Every company that does business on the Internet, regardless of the server or software chosen for the job, has experienced site performance crises. These woes can degenerate to site failure -- or even worse, to the loss or corruption of data.
If you lack a sensible strategy for addressing Web site performance problems, you have little hope of diagnosing them and meting out the appropriate cure before users are seriously affected. The appropriate response to reports of site performance trouble is not to shrug them off, overspend on site analysis software or consultants, or turn programmers loose on your site. Minimally invasive diagnostics will pinpoint most sites' choke points without breaking users' connections, and they don't require costly tools. In fact, some such tools are free.

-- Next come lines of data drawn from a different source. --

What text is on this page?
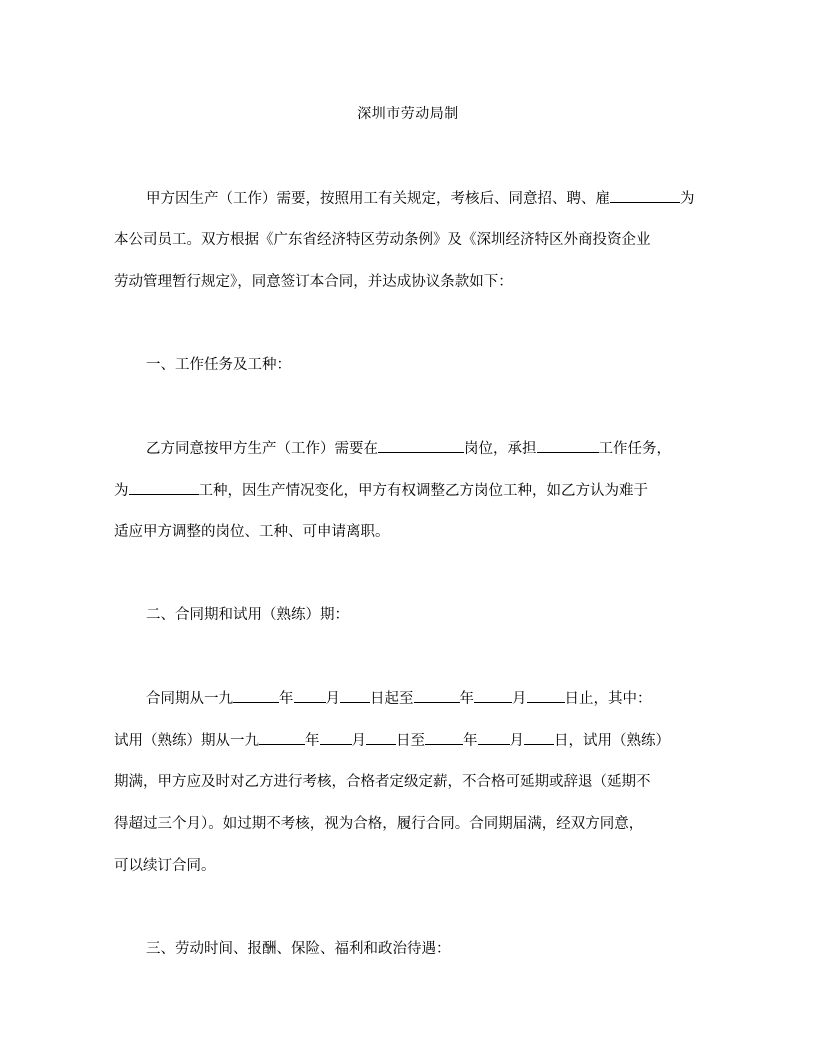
深圳市劳动局制
甲方因生产（工作）需要，按照用工有关规定，考核后、同意招、聘、雇	为
本公司员工。双方根据《广东省经济特区劳动条例》及《深圳经济特区外商投资企业
劳动管理暂行规定》，同意签订本合同，并达成协议条款如下：
一、工作任务及工种：
乙方同意按甲方生产（工作）需要在	岗位，承担	工作任务，
为	工种，因生产情况变化，甲方有权调整乙方岗位工种，如乙方认为难于
适应甲方调整的岗位、工种、可申请离职。
二、合同期和试用（熟练）期：
合同期从一九	年 月 日起至	年	月	日止，其中：
试用（熟练）期从一九	年 月 日至	年 月 日，试用（熟练）
期满，甲方应及时对乙方进行考核，合格者定级定薪，不合格可延期或辞退（延期不
得超过三个月）。如过期不考核，视为合格，履行合同。合同期届满，经双方同意，
可以续订合同。
三、劳动时间、报酬、保险、福利和政治待遇：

Some companies unwittingly render their access and error logs useless by cutting back the level of detail recorded or by capping the maximum size of the logs to save disk space. If you're doing that, buy more storage space. Logging should always be enabled and should be set to gather enough detail to aid investigation. For example, Microsoft Corp.'s Internet Information Services (IIS) will record page processing time, an invaluable measure of site performance, but not by default.
Commercial sites are often spread across a virtual or physical cluster of servers. As you drill into your logs, you'll need to coalesce multiple log files into one searchable, time-sequenced document. The Unix/Linux sort utility comes in handy here; Windows users can sort their logs in Excel.
For this work, as for all tasks related to investigating troubles on your site, your servers' real-time clocks must be in perfect sync. Also remember to sync the clocks of customer service and help desk systems, database servers, and all other machines that might contribute time-stamped logs to your investigation.
The Web server's logs tell you what is happening with the HTTP server, but they do not tell you anything about application code, databases, object brokers, or any other component of your site. Well-written applications can document interactions with critical services. You may need to turn on the application's debugging tool to produce logs. Do this sparingly on production sites; debug-level logging can hamper an application's performance.
If Web and application logs don't point directly to a smoking gun, you'll need to sit in the user's chair. The logs, plus your knowledge of typical navigational paths through the site, should help you identify troubled Web pages or server-side code. Using free tools such as VeloMeter and OpenSTA, you can simulate hordes of users selectively hammering on your site's weakest points. The objective is to force your site to fail or degrade while you're monitoring it.
Running user simulations on production servers is dicey because the process itself places a strain on your site. In a perfect world, you'd have a parallel environment set aside just for testing, complete with dummy back ends and bogus data. If you must run tests on your production site, double-check your simulation to make sure that any data introduced is backed out of the system or is marked invalid.
Simulator testing is done in two stages. First, one or more actual users navigate the target site using the simulator as a proxy. As the simulator forwards data to the site, it captures the user's actions in a script. In the second stage of testing, the simulator plays back the script. Edit the script and the number of simulated users to the minimum test set necessary to reproduce the problem. If it takes dozens or hundreds of dummy users to stress the site, run the tests during an ebb in traffic. The alternative is to carve off a small subset of servers or partitions for testing, leaving the bulk of your processing power available to real users.
Two open-source load simulators, VeloMeter (www.velometer.com) and OpenSTA (www.opensta.org), meet most testing needs. If you suspect your proxy or cache server is interfering with your site's performance, a tool called Web Polygraph (www.web-polygraph.org) will help you get to the bottom of it. Finally, you'll find server-specific tools bundled with most open-source and commercial Web and application servers. Microsoft's site testing tools are part of the IIS Resource Kit.
The best strategy for dealing with Web site performance problems is to plan for them up front. Check your performance testing strategy by running tests when you don't need to -- drills are a great way to work the kinks out of your performance testing and response plan.
Tom Yager is the technical director of the InfoWorld Test Center. Send him e-mail at firstname.lastname@example.org.
THE BOTTOM LINE
Web site performance testing
Executive Summary: Companies typically react to early signs of performance trouble by doing nothing or by overspending on software and consultants to identify the problem. Investigating site performance problems doesn't require a huge budget, just knowledge and planning.
Test Center Perspective: Web site performance problems are inevitable, so plan for them and drill your staffers on the plan. Design low-impact logging into your site's server-side code. Get all you can from free tools such as Analog, VeloMeter, and OpenSTA before spending thousands on commercial performance testing utilities.